Within its flint walls are the graves of almost 12,000 casualties from World War One, 8,300 of them unidentified. The entire rear of the cemetery is occupied by a curved Memorial, commemorating a further 35,000 soldiers who have no known graves. In total the cemetery covers an area of 34,941 square metres.
![]() |
There are 520 graves of New Zealanders, 322 unidentified. The New Zealand Apse in the Memorial commemorates a further 1,166 New Zealanders who have no known grave. In addition, there is another New Zealand Memorial to the Missing in the immediate vicinity - at Buttes, Polygon Wood, close to Zonnebeke. The third is at Messines.
The British names on the Tyne Cot Memorial are inscribed as a direct extension of the Menin Gate which records the names of the missing up to August 14, 1917. The New Zealand names on this and other New Zealand Memorials to the Missing are in part a result of this but mainly the result of a New Zealand Government decision at the time to honour the country's dead close to the point where they fell. While Messines is the New Zealand focus on Anzac Day in Belgium, Tyne Cot is the Australian focus. The Menin Gate is the combined Anzac focus.
Although the exact reason for its name is sometimes disputed, it seems to be that "Tyne Cot" was the name given by British soldiers from Tyneside to a cottage on the Passchendaele-Broodseinde road which was surrounded by German pill-boxes. On Allied maps it was first written as "Tyne Cott." and later abbreviated further to Tyne Cot.

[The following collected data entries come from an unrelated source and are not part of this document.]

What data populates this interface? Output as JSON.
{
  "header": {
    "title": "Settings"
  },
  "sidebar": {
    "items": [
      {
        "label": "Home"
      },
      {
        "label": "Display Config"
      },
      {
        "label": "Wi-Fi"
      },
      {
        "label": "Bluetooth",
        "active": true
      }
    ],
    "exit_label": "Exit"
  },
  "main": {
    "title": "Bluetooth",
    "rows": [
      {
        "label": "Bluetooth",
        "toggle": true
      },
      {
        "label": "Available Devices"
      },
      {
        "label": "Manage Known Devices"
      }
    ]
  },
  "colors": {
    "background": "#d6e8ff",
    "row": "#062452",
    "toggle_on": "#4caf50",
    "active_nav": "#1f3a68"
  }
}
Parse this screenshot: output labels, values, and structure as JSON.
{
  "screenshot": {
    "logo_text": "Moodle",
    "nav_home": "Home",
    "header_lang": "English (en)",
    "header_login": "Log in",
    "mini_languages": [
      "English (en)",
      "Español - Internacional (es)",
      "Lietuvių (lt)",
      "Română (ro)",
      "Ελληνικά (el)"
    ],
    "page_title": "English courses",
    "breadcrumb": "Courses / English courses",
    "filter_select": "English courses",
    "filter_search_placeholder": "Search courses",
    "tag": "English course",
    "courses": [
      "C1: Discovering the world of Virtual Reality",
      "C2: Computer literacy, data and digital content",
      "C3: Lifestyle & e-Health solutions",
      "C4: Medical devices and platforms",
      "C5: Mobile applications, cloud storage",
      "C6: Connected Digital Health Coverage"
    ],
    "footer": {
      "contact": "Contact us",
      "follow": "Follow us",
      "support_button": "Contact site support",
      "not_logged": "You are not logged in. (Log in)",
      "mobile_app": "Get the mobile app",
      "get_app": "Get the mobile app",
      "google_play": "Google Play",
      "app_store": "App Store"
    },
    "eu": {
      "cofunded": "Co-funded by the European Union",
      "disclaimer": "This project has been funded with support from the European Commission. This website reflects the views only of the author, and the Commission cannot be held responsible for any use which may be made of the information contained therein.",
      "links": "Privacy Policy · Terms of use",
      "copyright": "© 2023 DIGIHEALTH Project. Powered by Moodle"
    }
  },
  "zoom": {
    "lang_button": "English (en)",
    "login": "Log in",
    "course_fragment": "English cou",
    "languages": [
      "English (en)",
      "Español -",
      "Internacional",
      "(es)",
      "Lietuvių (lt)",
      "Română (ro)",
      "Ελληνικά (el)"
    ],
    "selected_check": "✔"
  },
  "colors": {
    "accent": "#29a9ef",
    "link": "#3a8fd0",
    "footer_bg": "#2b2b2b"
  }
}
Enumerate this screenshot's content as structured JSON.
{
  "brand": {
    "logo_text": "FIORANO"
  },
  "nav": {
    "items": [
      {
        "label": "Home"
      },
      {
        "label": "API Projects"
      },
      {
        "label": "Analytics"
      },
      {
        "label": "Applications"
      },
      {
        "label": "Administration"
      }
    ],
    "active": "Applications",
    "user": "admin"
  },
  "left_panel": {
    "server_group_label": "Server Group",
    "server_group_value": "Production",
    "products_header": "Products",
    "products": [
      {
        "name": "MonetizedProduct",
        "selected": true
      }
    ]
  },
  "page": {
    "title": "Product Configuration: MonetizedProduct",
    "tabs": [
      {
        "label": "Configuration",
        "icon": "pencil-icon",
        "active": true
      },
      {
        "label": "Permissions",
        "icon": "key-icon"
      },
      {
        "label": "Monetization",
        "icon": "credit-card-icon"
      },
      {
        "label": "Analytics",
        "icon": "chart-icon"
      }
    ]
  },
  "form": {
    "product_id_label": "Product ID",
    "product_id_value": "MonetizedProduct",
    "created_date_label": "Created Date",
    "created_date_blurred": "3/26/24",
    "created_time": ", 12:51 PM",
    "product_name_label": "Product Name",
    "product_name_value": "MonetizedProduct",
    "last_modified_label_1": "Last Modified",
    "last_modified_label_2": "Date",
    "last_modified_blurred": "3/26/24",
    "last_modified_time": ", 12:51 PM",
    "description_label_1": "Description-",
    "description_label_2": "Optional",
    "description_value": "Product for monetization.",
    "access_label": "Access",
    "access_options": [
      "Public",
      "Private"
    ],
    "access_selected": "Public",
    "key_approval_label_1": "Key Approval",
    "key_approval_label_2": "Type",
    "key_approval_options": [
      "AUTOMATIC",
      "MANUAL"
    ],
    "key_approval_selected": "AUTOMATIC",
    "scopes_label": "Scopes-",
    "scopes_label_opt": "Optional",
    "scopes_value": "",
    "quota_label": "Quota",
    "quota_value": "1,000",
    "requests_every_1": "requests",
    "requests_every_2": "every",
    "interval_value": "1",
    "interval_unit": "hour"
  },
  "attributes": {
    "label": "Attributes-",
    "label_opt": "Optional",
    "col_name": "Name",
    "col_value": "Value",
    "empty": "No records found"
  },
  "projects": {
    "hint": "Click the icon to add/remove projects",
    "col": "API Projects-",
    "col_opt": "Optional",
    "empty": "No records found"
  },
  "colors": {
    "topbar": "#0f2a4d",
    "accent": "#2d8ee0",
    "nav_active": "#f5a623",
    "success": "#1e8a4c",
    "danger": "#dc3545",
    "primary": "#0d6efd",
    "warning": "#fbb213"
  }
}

The largest of these pillboxes was captured by the 3rd Australian Division on October 4, 1917, in the Battle of Broodseinde, the advance on Passchendaele. The Cross of Sacrifice is erected on the pillbox and there are other remaining pillboxes within the grounds of the cemetery.
The large pillbox was used as an advanced dressing station and from shortly after its capture until April the following year, when re-taken by the Germans, the vicinity became a cemetery. On September 18, 1918, it was recaptured together with the village of Passchendaele by the Belgian Army.
Following the Armistice a number of graves from the surrounding area were concentrated at Tyne Cot. The original graves are those closest to the Cross of Sacrifice. Sir Herbert Baker, the architect who designed the house for Cecil Rhodes and whish is now the official residence of the President of South Africa, designed the cemetery and wall.
| The Seraphim Choir of Chilton Saint James School, Lower Hutt, singing on the steps of the Stone of Remembrance at Tyne Cot immediately prior to the International Ecumenical Service attended by HM The Queen, HRH The Duke of Edinburgh and HRH Queen Paola of the Belgians. (Photo: Di Mackey) |
Access from the Zonnebeke-Passchendaele road via two narrow lanes, limited parking and a lack of any sort of facilities led to a local initiative to construct a Visitor Centre and coach park in 2006. Now completed and mostly out of sight behind the Memorial Wall, the centre was officially opened by HM The Queen during the Passchendaele and Menin Gate Commemorations on Thursday, July 12, this year.